The points would be calculated in a tree model based on likes, shares, and comments. Let’s keep it simple and have a similar scale as Klout, 0-100 points total. The points would only really be calculated on the “best” share you did. So if you had a share that was re-tweeted 200 and another re-tweeted 2 times you get credit for only the most shared content and you don’t “add” the two together.

The same scoring could be used for Facebook, LinkedIn, Google+, Pinterest, Instagram, etc. As you can see you would have to have thousands, if not millions of shares to achieve a score of 100. Most of us, people like me, would be happy with a score of 10.

My scoring system would be based on a point system for different periods, 30, 60, 90 day periods. In the graphic below you can see this persons influence has diminished in the past 90 days. Could be lack of sharing or lack of sustained influence.

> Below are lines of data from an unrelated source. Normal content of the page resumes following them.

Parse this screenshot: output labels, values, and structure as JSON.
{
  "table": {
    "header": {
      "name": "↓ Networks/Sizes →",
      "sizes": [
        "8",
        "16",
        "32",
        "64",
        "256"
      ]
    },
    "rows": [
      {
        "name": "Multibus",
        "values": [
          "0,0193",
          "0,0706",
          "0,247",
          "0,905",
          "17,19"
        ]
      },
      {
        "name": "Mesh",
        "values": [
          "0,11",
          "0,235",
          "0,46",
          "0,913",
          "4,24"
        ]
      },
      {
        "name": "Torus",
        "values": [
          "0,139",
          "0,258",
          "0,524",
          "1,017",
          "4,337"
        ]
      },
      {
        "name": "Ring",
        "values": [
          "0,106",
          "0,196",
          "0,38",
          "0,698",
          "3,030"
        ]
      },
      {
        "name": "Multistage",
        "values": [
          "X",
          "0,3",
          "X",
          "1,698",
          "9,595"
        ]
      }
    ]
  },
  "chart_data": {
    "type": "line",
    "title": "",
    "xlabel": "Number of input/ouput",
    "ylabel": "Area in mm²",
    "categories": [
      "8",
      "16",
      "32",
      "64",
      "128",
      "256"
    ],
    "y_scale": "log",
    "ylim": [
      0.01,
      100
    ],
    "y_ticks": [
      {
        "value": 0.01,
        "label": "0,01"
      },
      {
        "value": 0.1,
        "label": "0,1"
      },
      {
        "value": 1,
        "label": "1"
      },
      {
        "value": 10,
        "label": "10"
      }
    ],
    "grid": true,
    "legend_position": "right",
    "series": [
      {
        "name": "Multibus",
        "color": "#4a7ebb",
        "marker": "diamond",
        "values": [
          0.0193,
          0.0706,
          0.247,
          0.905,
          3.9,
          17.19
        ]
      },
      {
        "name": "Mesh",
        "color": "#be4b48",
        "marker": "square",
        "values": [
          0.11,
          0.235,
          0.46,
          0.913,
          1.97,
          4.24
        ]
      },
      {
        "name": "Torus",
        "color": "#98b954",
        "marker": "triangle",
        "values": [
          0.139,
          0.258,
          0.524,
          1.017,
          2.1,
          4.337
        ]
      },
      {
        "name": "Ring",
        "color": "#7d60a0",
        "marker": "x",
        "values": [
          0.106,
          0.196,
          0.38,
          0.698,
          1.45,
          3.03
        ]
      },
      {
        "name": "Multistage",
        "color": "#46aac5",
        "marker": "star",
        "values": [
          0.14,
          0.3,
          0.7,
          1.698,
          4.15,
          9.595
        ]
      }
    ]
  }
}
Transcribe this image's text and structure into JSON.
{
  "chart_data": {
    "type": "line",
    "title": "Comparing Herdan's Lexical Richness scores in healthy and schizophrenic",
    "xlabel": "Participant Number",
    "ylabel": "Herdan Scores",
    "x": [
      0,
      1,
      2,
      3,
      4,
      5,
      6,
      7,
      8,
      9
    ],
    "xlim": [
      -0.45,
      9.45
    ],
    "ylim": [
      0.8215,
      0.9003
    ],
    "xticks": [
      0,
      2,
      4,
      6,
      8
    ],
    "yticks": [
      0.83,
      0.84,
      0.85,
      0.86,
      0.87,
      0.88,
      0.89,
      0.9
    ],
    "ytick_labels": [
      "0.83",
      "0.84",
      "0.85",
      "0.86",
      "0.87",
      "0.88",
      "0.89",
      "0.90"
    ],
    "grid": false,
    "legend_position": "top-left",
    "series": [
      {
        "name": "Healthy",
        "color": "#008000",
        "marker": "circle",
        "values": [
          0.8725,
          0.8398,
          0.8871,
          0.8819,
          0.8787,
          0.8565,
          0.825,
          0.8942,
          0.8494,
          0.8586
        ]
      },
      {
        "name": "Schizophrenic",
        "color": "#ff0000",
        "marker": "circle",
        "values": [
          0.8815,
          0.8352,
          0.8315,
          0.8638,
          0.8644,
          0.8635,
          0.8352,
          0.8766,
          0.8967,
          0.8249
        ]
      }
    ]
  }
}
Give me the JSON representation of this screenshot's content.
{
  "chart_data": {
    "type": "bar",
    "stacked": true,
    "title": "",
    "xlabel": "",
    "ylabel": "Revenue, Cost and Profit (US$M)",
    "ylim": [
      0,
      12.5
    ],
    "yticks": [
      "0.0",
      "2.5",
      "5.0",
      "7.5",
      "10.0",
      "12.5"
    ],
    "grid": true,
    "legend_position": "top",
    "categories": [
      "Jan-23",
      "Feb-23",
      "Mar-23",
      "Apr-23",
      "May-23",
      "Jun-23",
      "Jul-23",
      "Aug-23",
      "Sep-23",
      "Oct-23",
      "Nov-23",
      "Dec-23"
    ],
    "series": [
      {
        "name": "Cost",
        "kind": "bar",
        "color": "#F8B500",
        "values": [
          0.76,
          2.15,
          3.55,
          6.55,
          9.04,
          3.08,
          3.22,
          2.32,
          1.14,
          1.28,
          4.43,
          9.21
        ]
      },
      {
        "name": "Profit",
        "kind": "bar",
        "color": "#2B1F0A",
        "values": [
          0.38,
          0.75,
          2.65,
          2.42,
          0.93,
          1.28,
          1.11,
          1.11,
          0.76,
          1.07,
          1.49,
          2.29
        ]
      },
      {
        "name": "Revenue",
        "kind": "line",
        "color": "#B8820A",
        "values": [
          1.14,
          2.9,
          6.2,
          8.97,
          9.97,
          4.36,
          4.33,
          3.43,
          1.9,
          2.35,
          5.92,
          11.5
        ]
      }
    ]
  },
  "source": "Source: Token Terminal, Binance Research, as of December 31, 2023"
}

The problem with this scoring system is the system would need access into a persons account and all of their children accounts and their children accounts down the line. This is what makes a true scoring system almost impossible due to the OAuth 2.0 model and access into the child accounts data.

Now, if all of these social networks subscribed to this service it could work. The systems could then show your global “influence score” on your profile page and the score would not come from another site. Don’t be surprised if the big boys come out with their own influence score in the future. Getting them all to buy into this is most likely impossible.

This scoring system is only a few hours worth of thinking and probably has many holes in it. I would be interested in hearing your opinions about influence scores in general or if you have your own idea of scoring. Maybe this would be a great open source project – OpenInfluence!